If you’ve ever attended an AWS webinar or event (re:Invent is a total blast — you gotta go), you’ll hear lots of talk about how the AWS cloud “eliminates heavy lifting.” What the AWS folks mean with that catchphrase is that in AWS services, an important design point is eliminating configuration and management dross (which, over time, leads to “configuration cruft” and other undesirable nastiness 🙂 ).
Architects and developers have grown so accustomed to fighting their way through the need to specify this and configure that to get any real work done that many have long since grown inured to the hopelessness of it. When you first start using AWS, it feels like someone else is breaking the rocks for you. Freed of the drudgery, it’s no surprise that people develop a gushing love for AWS that can be a little embarrassing to people who haven’t used the cloud.
Nothing, and I mean nothing, in my experience is so fraught with contingencies and complex infrastructure as relational database backup. A recent re-acquaintance with AWS Relational Database Service (RDS) and its recovery capabilities has (once again) driven home the impact of someone else doing the heavy lifting.

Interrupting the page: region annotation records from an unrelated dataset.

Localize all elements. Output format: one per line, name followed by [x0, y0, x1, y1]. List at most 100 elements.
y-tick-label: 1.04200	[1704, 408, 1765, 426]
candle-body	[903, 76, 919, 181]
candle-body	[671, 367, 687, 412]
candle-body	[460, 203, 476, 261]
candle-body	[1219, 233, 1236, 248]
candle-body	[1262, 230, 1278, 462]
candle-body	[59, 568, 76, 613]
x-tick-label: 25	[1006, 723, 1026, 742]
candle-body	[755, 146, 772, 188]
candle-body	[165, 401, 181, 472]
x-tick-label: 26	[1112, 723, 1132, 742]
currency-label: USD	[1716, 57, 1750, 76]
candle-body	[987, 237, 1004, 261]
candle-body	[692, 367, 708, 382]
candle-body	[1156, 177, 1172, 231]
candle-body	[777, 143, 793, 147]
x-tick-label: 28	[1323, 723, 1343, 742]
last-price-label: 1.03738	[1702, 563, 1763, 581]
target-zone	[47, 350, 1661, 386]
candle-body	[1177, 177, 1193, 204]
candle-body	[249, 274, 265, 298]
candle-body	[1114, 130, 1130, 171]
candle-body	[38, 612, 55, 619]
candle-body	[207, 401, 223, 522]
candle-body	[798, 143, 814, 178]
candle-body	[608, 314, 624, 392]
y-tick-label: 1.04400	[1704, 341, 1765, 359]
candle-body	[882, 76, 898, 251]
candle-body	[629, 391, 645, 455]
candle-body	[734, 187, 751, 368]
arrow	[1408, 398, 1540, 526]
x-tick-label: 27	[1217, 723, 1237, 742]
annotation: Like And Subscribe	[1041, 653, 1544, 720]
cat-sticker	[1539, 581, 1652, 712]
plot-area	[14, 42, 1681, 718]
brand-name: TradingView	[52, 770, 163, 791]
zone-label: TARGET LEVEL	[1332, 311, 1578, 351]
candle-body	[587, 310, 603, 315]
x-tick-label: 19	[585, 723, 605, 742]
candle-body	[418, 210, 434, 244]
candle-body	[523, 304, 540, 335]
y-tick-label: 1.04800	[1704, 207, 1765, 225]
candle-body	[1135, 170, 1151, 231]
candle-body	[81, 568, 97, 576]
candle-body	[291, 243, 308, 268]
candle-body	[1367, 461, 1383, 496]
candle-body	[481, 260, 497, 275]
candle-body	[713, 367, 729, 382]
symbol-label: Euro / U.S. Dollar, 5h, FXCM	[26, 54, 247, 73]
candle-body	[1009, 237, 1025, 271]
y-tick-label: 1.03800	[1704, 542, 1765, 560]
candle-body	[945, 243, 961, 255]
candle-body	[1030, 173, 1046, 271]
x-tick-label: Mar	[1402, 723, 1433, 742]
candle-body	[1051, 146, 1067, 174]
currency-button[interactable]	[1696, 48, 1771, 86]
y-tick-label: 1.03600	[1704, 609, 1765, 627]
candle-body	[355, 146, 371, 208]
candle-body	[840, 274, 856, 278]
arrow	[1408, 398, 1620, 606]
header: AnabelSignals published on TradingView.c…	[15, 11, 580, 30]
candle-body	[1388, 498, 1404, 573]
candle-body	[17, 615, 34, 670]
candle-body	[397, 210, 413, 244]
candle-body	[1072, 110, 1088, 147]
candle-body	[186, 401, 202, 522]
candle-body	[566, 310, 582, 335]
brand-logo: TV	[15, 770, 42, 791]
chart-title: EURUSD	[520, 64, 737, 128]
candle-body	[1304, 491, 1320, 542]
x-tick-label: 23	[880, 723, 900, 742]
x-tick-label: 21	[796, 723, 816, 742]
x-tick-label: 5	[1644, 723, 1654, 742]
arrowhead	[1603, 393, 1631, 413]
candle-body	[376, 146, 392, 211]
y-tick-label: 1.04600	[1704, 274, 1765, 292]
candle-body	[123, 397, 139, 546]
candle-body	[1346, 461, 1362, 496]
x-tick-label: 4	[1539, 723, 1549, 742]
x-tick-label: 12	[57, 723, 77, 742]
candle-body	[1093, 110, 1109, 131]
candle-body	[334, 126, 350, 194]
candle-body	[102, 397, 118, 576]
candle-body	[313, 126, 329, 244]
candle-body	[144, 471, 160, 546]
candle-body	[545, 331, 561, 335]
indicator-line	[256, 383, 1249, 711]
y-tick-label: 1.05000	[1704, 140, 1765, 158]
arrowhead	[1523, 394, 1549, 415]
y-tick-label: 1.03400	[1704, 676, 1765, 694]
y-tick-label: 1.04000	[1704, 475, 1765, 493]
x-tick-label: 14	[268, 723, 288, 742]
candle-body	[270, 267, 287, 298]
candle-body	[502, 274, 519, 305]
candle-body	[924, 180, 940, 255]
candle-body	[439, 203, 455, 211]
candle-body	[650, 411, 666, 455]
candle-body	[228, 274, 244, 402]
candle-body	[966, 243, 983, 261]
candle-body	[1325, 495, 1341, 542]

In RDS, backup and recovery is a simple matter of understanding three basic concepts:
- A backup window is when RDS takes a daily snapshot of the data (and, thank goodness, the instance itself). You specify when you want this to happen
- The retention period describes how long you want the instance/volume snapshot to be retained. This can be up to 35 days
- The last restorable time. This is, duh, the most recent time from which you can restore (to a new instance) the database.
It’s just so simple — you don’t have to worry about backup infrastructure at all. (Keep the last fifteen minutes in a transaction log, get incremental backups every hour, full nightlies daily, then roll all the dailies over once a week. Monitor the backups. Debug backup crashes. Make sure there’s enough space on the volumes…and on and on and on!)
Still, an important question for RDS restore is, “How frequently is RDS setting the LRT?” Or, in plainer English, “How much data (time) would I lose if the RDS instance dies?” (We’re only considering RDS instances deployed in a single availability zone, as you would do for a low-end application like WordPress. If you use multi-AZ deployment, you may never need to restore an RDS instance.)
Digging around in the AWS doc for the answer to this question, I found that LRT is “typically within five minutes of the current time.” Since the standard DBMS RPO is 15 minutes, a five minute interval, if true, would mean that the last mega rock had been broken into little rocklets. But I wanted to see for myself that RDS was really doing this — after all, there must be millions of RDS databases and to scale the cloud to make them all restorable within the last five minutes would be an astonishing achievement.
As you can see in the screenshot below, a simple PowerShell script that ran for 20 minutes demonstrates that AWS is, indeed, making that very tight RPO possible. My little test instance was off only twice, by an insignificant minute or so.
If you’d like to try this on your own RDS instance, here’s the PowerShell script. Just add your credentials, the RDS instance tag and change the times if you want to test longer/shorter periods.
Import-Module AWSPowerShell Set-DefaultAWSRegion -Region SPECIFY-REGION *>$null Set-AWSCredentials -AccessKey ACCESS-KEY -SecretKey SECRET-KEY *>$null $timeout = new-timespan -Minutes 20 $sw = [diagnostics.stopwatch]::StartNew() while ($sw.elapsed -lt $timeout) { $rdsDB = Get-RDSDBInstance -DBInstanceIdentifier 'RDS-INSTANCE-TAG' $diff = [datetime]$rdsDB.LatestRestorableTime - (Get-Date) Write-Host "Latest restorable time is" $diff "from current time" Start-Sleep -Seconds 120 }
This is a perfect example of AWS simplifying and improving database backup. All you have to do is change your thinking about how database backup should work. Once you do, you too can begin to feel that enveloping love of AWS.